Bunun 550'si CHP'li. Bu belediyelere yönelik baskılar var.
l CHP Milletvekili, Türkiye-AB Karma Parlamento Komitesi Üyesi Umut Oran:
Anayasa yapım sürecinde samimiyet gerek oysa bu iktidar samimi değil. Türkiye'de ‘Ya bendensin ya yok ol, ya tarafsın ya bertaraf, Ya sev ya terk et’ zihniyeti var. bu zihniyet değişmediği sürece ne Adem-i Merkeziyetçilik olur ne de yeni Anayasa... Dünyada artık kimse AKP'ye inanmıyor. Recep Tayyip Erdoğan'ın takiyye dönemi sona eriyor. Türkiye'nin gerçek yüzünü ve gücünü CHP temsil ediyor.
l Antalya Büyükşehir Belediye Başkanı Prof. Dr. Mustafa Akaydın:
Türkiye'de adem-i merkeziyetçilik yok.
Bir belediye başkanı olarak netinizi planlama hakkınız yok, bütçeniz az...
Biz sosyal demokratlar özgürlük, demokrasi, eşitlik ve adalet için mücadele edeceğiz. Yerel yönetimlere ekonomik ve idari anlamda özerklik verilmeli.

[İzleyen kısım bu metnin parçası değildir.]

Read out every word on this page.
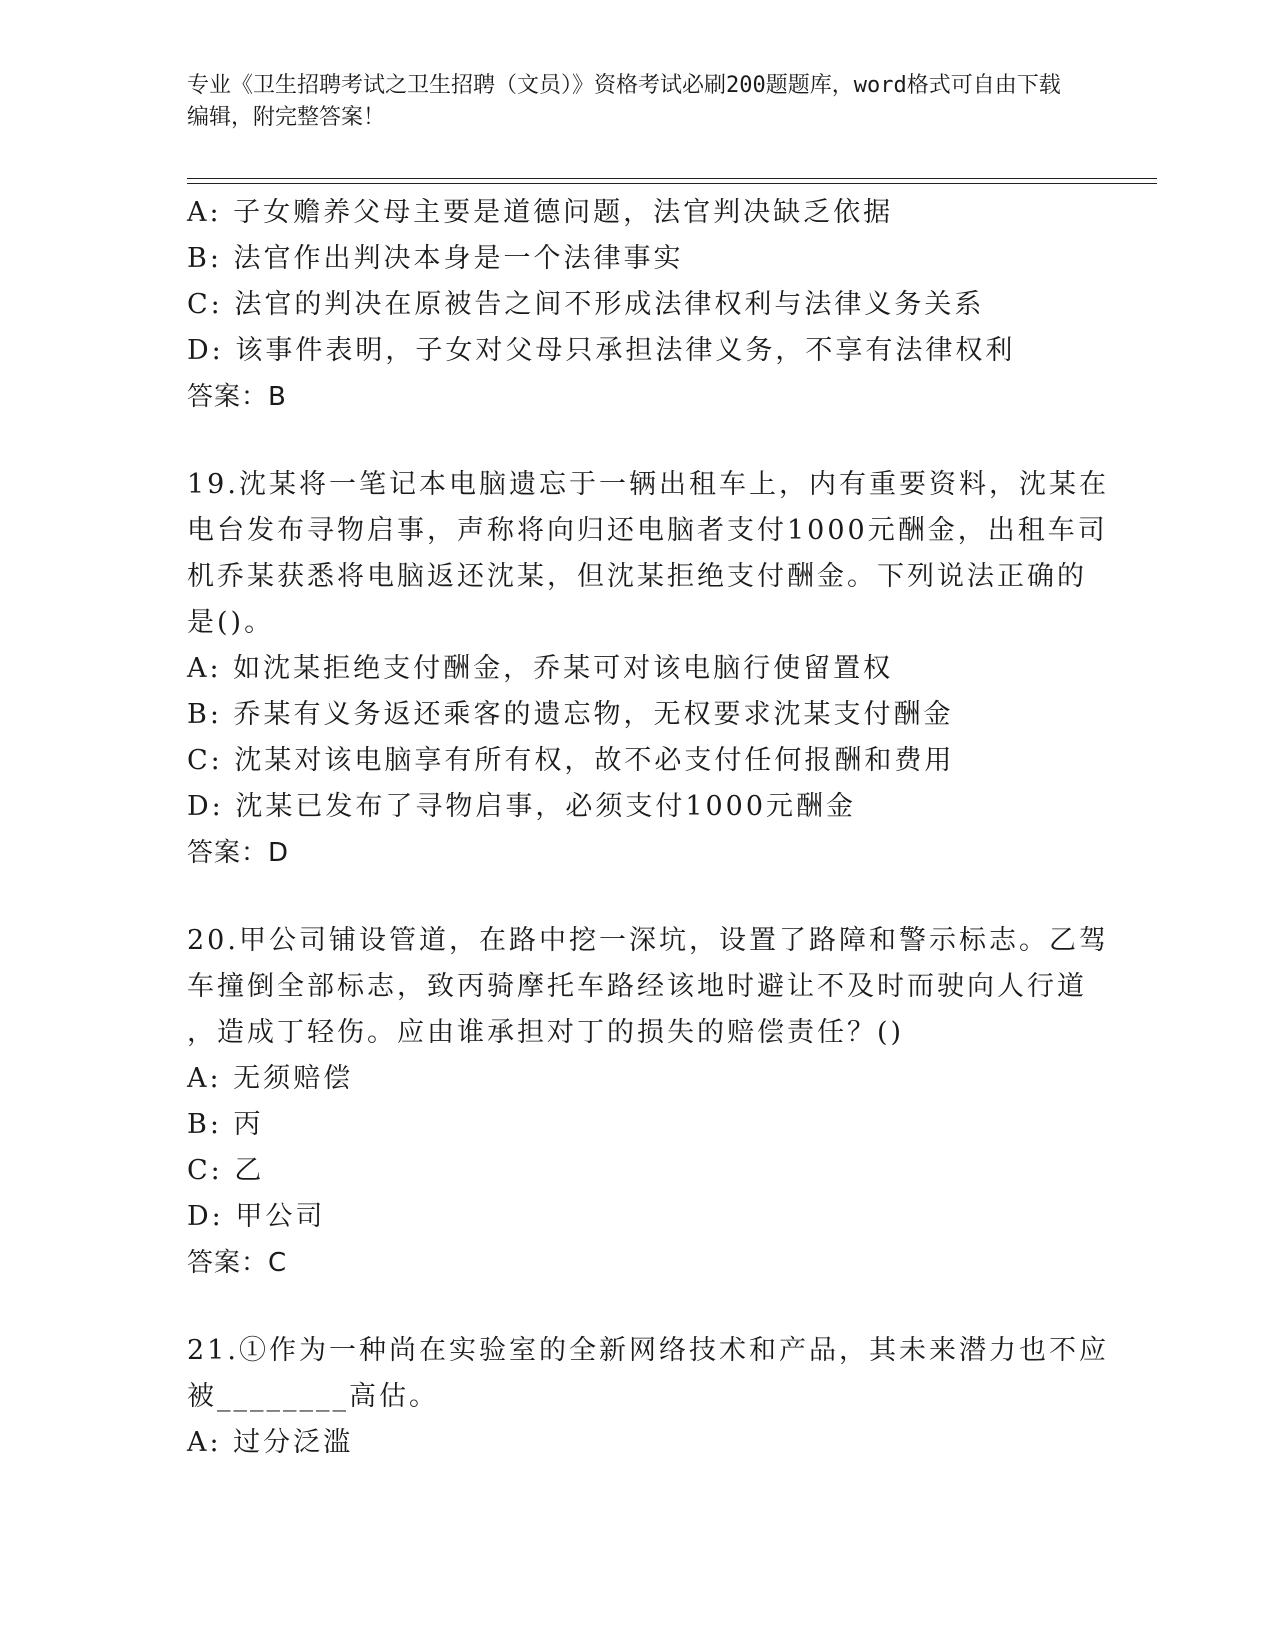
专业《卫生招聘考试之卫生招聘（文员）》资格考试必刷200题题库，word格式可自由下载编辑，附完整答案！
A: 子女赡养父母主要是道德问题，法官判决缺乏依据
B: 法官作出判决本身是一个法律事实
C: 法官的判决在原被告之间不形成法律权利与法律义务关系
D: 该事件表明，子女对父母只承担法律义务，不享有法律权利
答案：B
19.沈某将一笔记本电脑遗忘于一辆出租车上，内有重要资料，沈某在
电台发布寻物启事，声称将向归还电脑者支付1000元酬金，出租车司
机乔某获悉将电脑返还沈某，但沈某拒绝支付酬金。下列说法正确的
是()。
A: 如沈某拒绝支付酬金，乔某可对该电脑行使留置权
B: 乔某有义务返还乘客的遗忘物，无权要求沈某支付酬金
C: 沈某对该电脑享有所有权，故不必支付任何报酬和费用
D: 沈某已发布了寻物启事，必须支付1000元酬金
答案：D
20.甲公司铺设管道，在路中挖一深坑，设置了路障和警示标志。乙驾
车撞倒全部标志，致丙骑摩托车路经该地时避让不及时而驶向人行道
，造成丁轻伤。应由谁承担对丁的损失的赔偿责任？()
A: 无须赔偿
B: 丙
C: 乙
D: 甲公司
答案：C
21.①作为一种尚在实验室的全新网络技术和产品，其未来潜力也不应
被________高估。
A: 过分泛滥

l CHP Milletvekili TBMM Anayasa Komisyonu Üyesi Rıza Türmen:
Yeni Anayasa için uzlaşıya ihtiyaç var. Ama TBMM'de çatışma var. Kendi çoğunluğun dayatan bir iktidar varken Anayasa nasıl uzlaşma ile hazırlanacak? AKP uzlaşmaya yanaşmalı. CHP de Anayasa sürecine katılmalı. Yeni bir anayasa 2 şarta bağlı; birincisi iktidar güç yoğunlaşmasından güç paylaşımına geçmeli. 2.si de Türkiye'deki farklı kültür ve kimlikler korunmalı.